Let the sum is $4k$ as it is multiple of four.

There will four equations whose each sum is $4k$ .Let each number in the circle of outer side is $c_i$ where $1\leq i \leq 8$ and center circle is $c$

So, adding the four equations $\displaystyle \sum_{i=1}^{8} c_i +4c=4k \times 4=16k \\ (1+2+3+...+9) + 3c=16k \\ 45+3c=16k \\ 3(c+15)=16k \\$

So, $16| c+15$ .The only possible value is $c=1$

Therefore, the value in the center square is $\boxed{1}$

Now , using this value we get $k=3$ So, each sum is $4 \times3=12$ .The sum of two opposite square is $12-1=11$ .The pairs are

$\{(9,2);(8,3);(6,5);(4,7)\}$

So, we get the whole arrangement.

There are several different ways to fill in the above diagram. In all cases, the white center circle must have the number 1, while the other 8 are split into pairs all adding up to 11. This means that on any one line, the sum of three numbers would be 12.

We can figure this out if we consider the fact that the sum of the numbers 1 to 9 equals 45. Knowing that, now we must find a number which we can subtract from 45 to get a multiple of 4. That means the only possible candidates for the center number are 1, 5, and 9.

We first test the number 9. Subtracting 9 from 45 gives you 36, and since we're dealing with 4 pairs of equal sums, we divide 36 by 4 to get 9. The only possible way to get a multiple of 4 up to this point is if we add 3 onto 9. The only way we can make the number 3 using two unique digits is 1 + 2. Therefore, the number 9 can't be the center number.

Next, we test the number 5. Subtracting 5 from 45 gives you 40, and we divide 40 by 4 to get 10. To get a multiple of 4, we add 2 onto 10. But we have already stated that 5 is our center number, so we can't use 5 as the center number.

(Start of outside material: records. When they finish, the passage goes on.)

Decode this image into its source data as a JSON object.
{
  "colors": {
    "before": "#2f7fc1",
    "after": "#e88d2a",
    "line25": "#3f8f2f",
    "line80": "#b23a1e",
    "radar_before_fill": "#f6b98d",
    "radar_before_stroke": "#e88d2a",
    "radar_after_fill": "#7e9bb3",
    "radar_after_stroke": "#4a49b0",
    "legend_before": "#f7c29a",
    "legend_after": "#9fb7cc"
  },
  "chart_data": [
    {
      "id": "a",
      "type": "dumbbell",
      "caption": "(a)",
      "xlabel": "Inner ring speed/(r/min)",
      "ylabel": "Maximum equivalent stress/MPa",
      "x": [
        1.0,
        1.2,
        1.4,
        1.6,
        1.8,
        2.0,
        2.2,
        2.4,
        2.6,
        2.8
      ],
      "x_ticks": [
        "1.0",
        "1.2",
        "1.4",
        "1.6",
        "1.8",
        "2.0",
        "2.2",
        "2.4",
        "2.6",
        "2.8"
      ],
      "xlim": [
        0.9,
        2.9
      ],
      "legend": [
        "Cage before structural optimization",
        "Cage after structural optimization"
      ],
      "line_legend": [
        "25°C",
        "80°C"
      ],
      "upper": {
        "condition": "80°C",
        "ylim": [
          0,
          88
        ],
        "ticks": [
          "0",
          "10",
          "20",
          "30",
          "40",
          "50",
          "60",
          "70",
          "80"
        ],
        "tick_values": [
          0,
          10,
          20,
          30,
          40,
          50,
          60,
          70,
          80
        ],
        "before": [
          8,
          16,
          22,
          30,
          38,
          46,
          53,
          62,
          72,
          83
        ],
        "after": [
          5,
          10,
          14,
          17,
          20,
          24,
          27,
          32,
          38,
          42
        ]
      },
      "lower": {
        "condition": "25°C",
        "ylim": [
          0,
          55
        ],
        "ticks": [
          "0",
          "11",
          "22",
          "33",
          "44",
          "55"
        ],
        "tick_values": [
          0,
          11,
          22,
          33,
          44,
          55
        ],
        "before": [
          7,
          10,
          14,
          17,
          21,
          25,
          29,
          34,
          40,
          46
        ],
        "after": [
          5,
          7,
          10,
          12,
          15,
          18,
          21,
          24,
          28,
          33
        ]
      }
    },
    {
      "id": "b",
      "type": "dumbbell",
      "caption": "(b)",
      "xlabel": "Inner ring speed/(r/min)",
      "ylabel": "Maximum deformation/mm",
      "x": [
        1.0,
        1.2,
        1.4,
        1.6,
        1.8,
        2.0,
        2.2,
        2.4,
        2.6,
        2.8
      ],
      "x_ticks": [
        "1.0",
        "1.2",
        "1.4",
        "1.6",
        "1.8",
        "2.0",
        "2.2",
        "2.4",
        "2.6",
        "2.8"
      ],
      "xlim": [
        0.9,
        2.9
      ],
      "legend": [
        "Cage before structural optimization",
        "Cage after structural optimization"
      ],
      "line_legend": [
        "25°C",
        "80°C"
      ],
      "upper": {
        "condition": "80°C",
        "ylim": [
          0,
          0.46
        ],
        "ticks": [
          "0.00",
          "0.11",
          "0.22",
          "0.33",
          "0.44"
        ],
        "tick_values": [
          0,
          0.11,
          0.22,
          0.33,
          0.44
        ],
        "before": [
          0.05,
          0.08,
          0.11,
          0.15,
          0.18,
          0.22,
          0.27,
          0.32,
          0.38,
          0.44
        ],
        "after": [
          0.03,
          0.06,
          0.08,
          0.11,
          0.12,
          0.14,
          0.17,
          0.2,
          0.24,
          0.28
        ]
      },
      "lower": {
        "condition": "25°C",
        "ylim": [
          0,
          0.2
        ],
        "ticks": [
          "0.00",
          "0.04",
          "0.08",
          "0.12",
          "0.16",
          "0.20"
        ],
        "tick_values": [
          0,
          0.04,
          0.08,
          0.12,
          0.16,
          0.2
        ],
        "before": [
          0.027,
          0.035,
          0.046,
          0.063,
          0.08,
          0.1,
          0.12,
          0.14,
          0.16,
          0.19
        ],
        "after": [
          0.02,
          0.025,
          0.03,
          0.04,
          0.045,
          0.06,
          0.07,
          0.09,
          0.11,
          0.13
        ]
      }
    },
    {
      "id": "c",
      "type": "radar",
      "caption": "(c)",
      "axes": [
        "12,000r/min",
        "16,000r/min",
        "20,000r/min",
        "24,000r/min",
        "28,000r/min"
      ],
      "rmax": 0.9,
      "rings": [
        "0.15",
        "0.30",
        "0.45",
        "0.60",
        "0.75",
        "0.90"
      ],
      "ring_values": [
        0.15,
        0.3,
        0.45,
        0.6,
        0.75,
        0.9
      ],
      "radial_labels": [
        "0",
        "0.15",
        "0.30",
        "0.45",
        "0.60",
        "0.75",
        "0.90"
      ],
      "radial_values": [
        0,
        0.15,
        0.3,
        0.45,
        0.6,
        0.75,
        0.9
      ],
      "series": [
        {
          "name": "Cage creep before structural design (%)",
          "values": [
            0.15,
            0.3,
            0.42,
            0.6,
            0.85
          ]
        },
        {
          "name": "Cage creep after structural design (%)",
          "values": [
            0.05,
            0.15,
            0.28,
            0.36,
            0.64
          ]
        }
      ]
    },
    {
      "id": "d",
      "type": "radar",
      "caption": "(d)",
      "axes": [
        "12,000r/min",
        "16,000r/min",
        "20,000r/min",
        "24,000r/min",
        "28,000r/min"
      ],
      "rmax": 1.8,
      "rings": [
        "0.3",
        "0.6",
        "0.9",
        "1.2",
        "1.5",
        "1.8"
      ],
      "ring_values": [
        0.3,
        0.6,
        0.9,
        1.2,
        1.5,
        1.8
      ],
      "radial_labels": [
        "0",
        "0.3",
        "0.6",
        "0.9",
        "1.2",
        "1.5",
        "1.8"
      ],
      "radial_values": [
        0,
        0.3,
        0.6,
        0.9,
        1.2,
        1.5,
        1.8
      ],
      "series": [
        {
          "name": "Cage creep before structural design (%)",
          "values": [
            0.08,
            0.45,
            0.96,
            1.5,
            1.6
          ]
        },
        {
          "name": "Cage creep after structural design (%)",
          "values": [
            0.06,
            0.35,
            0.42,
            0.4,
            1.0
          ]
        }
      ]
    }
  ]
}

Finally, if we test the number 1, by subtracting 1 from 45, we get 44, and then divide 44 by 4 to get 11. To get a multiple of 4, we add 1 onto 11. To get the number 11, the possible sums consisting of only digits are $2 + 9$ , $3 + 8$ , $4 + 7$ , and $5 + 6$ . A possible diagram to represent this would look like this:

Hence, $\boxed{1}$ should be the center number.